When I saw the schedule for New York Philharmonic 2016-2917 Art of the Score series my heart jumped: GERSHWIN! I mean, the Woody Allen 1979 film, Manhattan.
And that was the rub. The brilliance of George Gershwin played live by the NYPhil set to the awe-inspiring cinematography of Gordon Willis was wrapped around the Woody Allen film with the story line involving a 42-year-old man and a 17 year-old girl.
My love of Gershwin won out over my disappointment in Allen, and I bought tickets for the Saturday, September 17 8:00pm performance.
The NYPhil did not disappoint. That opening sequence to Rhapsody in Blue was spine-tingling, the full power of a live symphony crashing below the stunning montage of Gordon Willis's cinematography. The audience broke out in wild applause after that opening, unable to retain the "we don't clap before the whole piece is over" protocol.
What I did not know was that while I was safely in my seat at Lincoln Center with my nephew, a bomb was exploding in Chelsea, and another was set. As of this writing, still unclaimed. Who set them? Why? What do they hate so much?
So chance had it that it was a night of two Manhattans: The romantic fantasy of 1979 Manhattan, which already had sad undertones of the reveals of Allen's personal life in the ensuing years, colliding with the reality of violence 2016. My head and heart are spinning.
Back in the Day
I saw Manhattan in 1979 at the same age that Mariel Hemingway is in the film, the spring before I went off to college.
I grew up on Long Island, but I already had a relationship with Manhattan since I commuted to an internship at the Metropolitan Museum of Art as a high school junior. It gave me that strong, life-long emotional attachment that "this is my city."
And so the film in 1979 was pure catnip for me: YES, the vistas, the music, the lightning fast lines of the character Isaac, and Diane Keaton's pseudo intellectual Mary. I think I recognized the pseudo part, but as I was off to college I still connected with the celebration of the cerebral. The film made me feel connected to the literary life I hoped lay beyond that Manhattan skyline for me.
The script is filled with memorable, funny lines, from when Allen "was still funny." I have known and quoted and loved these lines my whole adult life:
I think people should mate for life, like pigeons or Catholics.
[They're] like the cast of a Fellini movie.
Really? Because I always feel very few people survive one mother.
. . . the winner of the Zelda Fitzgerald emotional maturity award.
Mary Wilke: Hey, listen, I don't even wanna have this conversation. I'm just from Philadelphia, you know. I mean, we believe in God.
The situation with Allen's personal life can't take that away from me (cue Gershwin, yet again).
The most chilling dialogue in the script is when Isaac goes to confront Yale that Yale and Mary have reconnected. He plays the moral card. The 42-year old man dating a 17 year old, plays the moral card:
Yale: You are so self righteous, you know. We're just people! We're just human beings, you know. You think you're God!

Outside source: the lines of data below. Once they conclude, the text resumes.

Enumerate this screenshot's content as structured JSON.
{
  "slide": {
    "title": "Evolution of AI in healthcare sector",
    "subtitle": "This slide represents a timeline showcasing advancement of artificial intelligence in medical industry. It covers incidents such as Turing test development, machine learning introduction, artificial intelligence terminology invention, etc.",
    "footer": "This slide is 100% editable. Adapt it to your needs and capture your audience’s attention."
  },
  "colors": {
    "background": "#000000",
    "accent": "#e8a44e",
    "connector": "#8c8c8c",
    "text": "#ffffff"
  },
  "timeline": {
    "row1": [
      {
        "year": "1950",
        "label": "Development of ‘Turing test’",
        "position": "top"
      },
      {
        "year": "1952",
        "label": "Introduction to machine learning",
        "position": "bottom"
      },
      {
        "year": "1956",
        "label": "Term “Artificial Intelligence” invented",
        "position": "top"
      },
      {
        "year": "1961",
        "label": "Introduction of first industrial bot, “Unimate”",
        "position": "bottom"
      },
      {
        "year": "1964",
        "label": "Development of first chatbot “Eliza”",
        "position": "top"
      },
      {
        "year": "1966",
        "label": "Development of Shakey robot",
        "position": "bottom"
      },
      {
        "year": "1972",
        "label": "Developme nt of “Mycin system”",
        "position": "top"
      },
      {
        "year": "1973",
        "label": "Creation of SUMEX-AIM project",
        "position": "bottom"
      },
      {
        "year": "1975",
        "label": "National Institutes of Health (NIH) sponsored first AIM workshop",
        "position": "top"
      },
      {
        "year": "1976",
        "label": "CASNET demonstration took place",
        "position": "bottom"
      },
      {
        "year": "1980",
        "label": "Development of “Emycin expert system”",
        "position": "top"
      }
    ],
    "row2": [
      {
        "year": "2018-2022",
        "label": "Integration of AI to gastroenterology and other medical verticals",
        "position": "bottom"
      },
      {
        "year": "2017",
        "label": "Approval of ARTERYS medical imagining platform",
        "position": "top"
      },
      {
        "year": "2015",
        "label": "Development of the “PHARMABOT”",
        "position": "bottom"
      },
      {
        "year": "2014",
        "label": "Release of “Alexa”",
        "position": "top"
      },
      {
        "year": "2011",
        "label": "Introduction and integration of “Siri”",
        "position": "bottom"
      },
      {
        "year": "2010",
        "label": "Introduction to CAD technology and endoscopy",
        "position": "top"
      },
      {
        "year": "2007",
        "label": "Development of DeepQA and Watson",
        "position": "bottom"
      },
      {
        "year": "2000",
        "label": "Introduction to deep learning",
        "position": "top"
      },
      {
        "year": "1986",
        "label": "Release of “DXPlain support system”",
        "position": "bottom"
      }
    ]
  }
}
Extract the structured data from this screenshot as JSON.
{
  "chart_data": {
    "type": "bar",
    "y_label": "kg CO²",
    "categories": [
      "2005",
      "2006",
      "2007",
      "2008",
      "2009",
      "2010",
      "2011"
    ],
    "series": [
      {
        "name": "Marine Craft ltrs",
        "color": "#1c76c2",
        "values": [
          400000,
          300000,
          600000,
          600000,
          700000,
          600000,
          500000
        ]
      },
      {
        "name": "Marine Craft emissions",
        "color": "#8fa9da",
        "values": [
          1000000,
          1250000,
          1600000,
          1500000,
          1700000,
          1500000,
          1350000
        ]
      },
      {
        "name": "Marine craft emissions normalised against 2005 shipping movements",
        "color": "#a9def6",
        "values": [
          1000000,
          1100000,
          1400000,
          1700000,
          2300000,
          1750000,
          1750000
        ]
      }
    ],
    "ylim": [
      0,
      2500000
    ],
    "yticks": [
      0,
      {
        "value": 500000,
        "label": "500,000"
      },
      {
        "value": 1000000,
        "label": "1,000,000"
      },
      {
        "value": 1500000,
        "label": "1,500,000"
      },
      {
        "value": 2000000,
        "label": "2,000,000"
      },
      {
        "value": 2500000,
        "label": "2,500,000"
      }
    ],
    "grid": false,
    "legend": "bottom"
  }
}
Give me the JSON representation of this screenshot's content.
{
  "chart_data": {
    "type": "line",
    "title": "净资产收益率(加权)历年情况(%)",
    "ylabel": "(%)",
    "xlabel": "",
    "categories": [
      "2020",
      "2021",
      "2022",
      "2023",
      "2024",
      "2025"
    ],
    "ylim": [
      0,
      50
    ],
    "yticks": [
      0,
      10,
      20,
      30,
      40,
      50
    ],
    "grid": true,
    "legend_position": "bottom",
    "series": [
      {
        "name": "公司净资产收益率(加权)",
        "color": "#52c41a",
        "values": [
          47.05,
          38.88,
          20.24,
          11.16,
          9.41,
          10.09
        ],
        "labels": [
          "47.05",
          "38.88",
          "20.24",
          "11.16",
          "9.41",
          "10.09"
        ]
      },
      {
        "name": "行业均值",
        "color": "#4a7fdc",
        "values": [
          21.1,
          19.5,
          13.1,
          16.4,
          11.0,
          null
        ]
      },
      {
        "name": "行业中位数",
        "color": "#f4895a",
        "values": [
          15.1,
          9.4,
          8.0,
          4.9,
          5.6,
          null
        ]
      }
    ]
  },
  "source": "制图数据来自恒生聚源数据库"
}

Isaac Davis: I gotta model myself after someone!
Ouch. It might have seen self-aggrandizing to me in 1979, it's pathetic seen from 2016, given his voiced
"I’ll be hanging in a classroom one day and I wanna make sure when I've thinned out that I’m . . . well thought of” has become the polar opposite for many.
I found some of the literary life in my Manhattan like I imagined before college. Professionally I had some direct connection to the film through the designer Burt Kleeger, who began designing Allen's poster with Interiors and with whom I worked for five years. He designed the iconic Manhattan film logo, and told me that when he brought it for review, the team of people with Allen said it was great, "but . . . " and offered all sorts of suggestions, as groups are want to do. Then Allen said "We'll use it as is." Sweeter words were never said to a designer.
I unknowingly moved to the block (directly across the street in fact) where Humphrey Bogart was born at #245 in 1899 and lived until 1925, the very year George Gershwin bought a townhouse at #316. Depending on the months of those moves, the two geniuses could have been the closest of neighbors without knowing it, since both were not yet famous.
I moved to the city in 1983, and experienced the last part of its recovery from the bankruptcy of the 1970s, to revert to a gritty, unsafe city in the late 1980s and early 1990s, to a fuller recovery through the Guiliani years. Then the horror of 9/11.
For me, Citibikes embodies the spirit of the romance of NYC that Allen captured. I've enjoyed commuting along the Hudson on the Greenway immensely. I sometimes hear Rhapsody in Blue in my head when I cycle north, the George Washington Bridge gleaming afore me.
And all of this connection, context, perspective, love, and spirit, takes shrapnel every time someone brings violence into the lives of my neighbors (and by my neighbors, I do mean the global community). Surely then we must keep the arts alive even more passionately and fervently insist on creation and beauty for all in the face of destruction, as imperfect and flawed as that art is going to be.